Dlaczego sondaże nie pokazywały dominacji PiS? Zamożniejsi i lepiej wykształceni wyborcy Koalicji Europejskiej zadeklarowali ankieterowi, że zagłosują, a potem zostali w domu. Wyborcy PiS odwrotnie: głosują, choć się nie przyznają.
"Gazeta Wyborcza" przypomina przedwyborczy sondaż Kantar przeprowadzony na jej zlecenie, a także dla gazety.pl i TOK FM. Wynikało z niego, że Koalicja Europejska w wyborach do europarlamentu ma jeden punkt procentowy przewagi nad PiS.
Po zapoznaniu się z tabelami wyników "Wyborcza" zauważa, że 56 proc. uprawnionych do głosowania województw popierających Koalicję deklarowali udział w wyborach, podczas gdy w województwach popierających PiS udział zapowiadało 45 proc.
Czytaj też: Szydło: Nasza wiarygodność i program przesądziła o zwycięstwie w wyborach do PE
"I w istocie - frekwencja w województwach propisowskich wyniosła 45 proc.
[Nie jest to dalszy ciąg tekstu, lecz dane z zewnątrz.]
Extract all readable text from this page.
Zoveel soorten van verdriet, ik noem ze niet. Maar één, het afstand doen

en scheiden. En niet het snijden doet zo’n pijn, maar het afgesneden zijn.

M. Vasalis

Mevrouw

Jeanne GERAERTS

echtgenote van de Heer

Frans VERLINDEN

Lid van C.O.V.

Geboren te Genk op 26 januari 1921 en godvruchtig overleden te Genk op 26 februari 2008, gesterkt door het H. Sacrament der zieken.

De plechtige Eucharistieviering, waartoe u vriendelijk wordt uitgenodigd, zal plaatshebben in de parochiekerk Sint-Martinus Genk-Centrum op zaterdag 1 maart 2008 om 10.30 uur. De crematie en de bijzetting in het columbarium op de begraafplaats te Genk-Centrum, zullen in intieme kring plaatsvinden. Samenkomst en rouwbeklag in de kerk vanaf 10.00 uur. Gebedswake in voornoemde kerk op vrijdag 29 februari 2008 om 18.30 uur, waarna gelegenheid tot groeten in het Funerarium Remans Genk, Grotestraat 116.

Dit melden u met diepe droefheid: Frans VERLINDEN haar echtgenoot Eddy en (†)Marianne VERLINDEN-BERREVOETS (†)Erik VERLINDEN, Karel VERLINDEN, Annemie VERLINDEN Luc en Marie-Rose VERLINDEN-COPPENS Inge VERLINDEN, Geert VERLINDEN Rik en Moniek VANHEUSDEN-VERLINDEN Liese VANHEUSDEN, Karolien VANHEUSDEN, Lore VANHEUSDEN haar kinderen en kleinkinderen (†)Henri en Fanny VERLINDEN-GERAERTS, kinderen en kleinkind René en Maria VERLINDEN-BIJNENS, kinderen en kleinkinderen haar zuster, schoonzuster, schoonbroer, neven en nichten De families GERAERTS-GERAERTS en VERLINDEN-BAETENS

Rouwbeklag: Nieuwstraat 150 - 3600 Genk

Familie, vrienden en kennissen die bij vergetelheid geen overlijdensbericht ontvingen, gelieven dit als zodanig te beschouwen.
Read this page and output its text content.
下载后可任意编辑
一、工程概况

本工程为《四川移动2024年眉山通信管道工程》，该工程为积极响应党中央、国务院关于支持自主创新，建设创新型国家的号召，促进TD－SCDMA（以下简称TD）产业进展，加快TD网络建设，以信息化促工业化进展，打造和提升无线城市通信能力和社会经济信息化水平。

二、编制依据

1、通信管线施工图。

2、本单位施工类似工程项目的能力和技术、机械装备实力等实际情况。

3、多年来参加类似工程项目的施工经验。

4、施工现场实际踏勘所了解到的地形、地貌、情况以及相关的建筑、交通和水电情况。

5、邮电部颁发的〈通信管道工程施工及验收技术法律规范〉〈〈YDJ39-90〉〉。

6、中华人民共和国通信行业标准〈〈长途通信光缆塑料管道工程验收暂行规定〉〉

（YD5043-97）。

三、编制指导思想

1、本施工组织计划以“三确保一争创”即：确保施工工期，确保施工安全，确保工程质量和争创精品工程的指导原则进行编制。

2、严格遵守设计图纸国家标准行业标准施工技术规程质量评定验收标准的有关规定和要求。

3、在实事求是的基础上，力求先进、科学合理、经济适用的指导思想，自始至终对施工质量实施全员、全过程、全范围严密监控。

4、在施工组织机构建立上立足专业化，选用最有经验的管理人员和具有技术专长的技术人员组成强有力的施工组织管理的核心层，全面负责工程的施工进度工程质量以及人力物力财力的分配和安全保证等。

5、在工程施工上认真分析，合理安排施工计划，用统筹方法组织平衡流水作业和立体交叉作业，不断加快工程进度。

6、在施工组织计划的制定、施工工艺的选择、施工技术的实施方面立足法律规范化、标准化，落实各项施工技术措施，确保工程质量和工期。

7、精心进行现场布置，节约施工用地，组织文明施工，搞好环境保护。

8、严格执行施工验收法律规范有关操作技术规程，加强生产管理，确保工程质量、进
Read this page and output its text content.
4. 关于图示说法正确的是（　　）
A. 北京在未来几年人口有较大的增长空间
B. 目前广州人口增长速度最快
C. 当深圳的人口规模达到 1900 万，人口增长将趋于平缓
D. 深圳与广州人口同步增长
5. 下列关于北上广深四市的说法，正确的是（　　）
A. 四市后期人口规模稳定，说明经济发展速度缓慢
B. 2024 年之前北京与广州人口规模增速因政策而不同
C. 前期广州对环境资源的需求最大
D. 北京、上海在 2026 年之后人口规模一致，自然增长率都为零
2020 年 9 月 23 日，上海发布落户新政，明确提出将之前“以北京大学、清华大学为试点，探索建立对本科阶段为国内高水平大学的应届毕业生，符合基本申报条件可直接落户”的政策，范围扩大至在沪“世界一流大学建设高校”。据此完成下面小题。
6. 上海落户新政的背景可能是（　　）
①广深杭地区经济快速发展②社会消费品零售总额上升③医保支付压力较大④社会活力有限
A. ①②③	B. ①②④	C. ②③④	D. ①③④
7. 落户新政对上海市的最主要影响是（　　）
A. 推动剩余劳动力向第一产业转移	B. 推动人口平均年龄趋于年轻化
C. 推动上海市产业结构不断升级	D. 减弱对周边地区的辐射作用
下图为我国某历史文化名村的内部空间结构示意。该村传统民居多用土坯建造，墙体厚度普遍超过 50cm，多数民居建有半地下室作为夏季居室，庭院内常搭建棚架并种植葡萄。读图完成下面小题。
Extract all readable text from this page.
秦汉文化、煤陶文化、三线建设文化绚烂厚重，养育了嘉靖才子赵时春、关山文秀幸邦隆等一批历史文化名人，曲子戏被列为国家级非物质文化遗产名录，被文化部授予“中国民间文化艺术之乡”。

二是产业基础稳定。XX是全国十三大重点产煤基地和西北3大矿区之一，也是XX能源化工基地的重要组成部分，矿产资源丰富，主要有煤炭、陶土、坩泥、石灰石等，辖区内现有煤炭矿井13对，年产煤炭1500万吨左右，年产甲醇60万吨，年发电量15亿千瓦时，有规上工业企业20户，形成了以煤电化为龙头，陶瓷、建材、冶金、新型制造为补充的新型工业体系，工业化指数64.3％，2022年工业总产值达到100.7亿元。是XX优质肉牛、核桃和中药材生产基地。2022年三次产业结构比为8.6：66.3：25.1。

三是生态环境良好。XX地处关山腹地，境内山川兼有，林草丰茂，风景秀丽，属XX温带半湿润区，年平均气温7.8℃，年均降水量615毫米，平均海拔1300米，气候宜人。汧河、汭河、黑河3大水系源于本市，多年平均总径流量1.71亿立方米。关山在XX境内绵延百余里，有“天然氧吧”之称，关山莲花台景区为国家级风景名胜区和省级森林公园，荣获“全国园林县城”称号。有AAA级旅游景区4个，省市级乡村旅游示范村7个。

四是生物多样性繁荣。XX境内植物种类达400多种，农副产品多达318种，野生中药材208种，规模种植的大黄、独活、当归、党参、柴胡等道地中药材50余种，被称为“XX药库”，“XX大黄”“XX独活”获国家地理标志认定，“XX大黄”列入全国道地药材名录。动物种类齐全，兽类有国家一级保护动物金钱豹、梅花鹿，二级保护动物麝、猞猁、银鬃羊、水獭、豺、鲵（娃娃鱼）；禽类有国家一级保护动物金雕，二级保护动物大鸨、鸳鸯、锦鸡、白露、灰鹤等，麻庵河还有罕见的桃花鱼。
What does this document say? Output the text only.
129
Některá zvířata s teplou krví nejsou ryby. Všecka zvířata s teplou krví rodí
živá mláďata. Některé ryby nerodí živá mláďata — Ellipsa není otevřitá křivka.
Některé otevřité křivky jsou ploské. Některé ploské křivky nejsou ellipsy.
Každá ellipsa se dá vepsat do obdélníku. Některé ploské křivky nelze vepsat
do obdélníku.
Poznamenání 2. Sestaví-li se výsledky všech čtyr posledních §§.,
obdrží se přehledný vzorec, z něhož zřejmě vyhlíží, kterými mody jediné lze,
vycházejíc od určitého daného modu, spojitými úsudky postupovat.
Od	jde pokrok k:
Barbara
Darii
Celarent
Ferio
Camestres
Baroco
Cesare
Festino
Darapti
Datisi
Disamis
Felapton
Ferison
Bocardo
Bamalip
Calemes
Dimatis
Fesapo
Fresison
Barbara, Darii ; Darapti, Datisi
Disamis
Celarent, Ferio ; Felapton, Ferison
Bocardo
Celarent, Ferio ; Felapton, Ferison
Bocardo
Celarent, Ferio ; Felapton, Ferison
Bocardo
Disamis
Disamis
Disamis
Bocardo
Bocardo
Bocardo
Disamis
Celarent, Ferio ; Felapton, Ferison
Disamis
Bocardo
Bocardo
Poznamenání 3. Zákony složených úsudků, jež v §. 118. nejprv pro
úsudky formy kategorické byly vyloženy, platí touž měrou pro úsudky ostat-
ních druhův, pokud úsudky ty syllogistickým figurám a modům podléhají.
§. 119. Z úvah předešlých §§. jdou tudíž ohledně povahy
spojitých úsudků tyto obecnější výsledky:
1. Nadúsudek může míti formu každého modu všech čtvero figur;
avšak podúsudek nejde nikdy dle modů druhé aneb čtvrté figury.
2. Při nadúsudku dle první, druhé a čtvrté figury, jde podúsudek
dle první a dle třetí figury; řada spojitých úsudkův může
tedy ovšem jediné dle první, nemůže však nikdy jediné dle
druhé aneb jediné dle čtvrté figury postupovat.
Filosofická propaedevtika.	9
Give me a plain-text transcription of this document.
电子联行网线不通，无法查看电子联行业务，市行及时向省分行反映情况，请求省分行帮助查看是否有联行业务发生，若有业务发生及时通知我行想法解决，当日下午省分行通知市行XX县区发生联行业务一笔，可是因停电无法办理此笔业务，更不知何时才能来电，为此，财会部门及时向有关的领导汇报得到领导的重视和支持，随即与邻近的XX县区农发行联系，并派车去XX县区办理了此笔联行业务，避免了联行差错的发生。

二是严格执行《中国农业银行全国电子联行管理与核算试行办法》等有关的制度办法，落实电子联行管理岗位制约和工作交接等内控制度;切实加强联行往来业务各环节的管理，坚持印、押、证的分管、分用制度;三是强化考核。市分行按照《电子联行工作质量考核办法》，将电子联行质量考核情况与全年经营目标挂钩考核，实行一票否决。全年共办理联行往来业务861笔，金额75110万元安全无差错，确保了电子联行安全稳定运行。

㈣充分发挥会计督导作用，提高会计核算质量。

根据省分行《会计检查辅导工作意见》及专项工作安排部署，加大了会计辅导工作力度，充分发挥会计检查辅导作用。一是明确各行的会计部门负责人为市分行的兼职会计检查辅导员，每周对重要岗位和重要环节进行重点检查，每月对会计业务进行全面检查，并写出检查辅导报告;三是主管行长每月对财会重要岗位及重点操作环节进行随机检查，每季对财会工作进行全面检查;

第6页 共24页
Tyle że w województwach prokoalicyjnych wyniosła nie 56 proc., ale 44 proc." - czytamy.
Według gazety wyborcy Koalicji Europejskiej chętnie deklarują, że wezmą udział w wyborach, a potem spora część sobie odpuszcza. "Odwrotnie wyborcy PiS: zaniżony wynik Prawa i Sprawiedliwości w exit poll Ipsos (42,4 proc. przy rzeczywistym rezultacie 45,38 proc. - red.) tłumaczył tym, że wyborcy PiS ukrywali przed ankieterami fakt, że tak właśnie głosowali" - podaje "GW".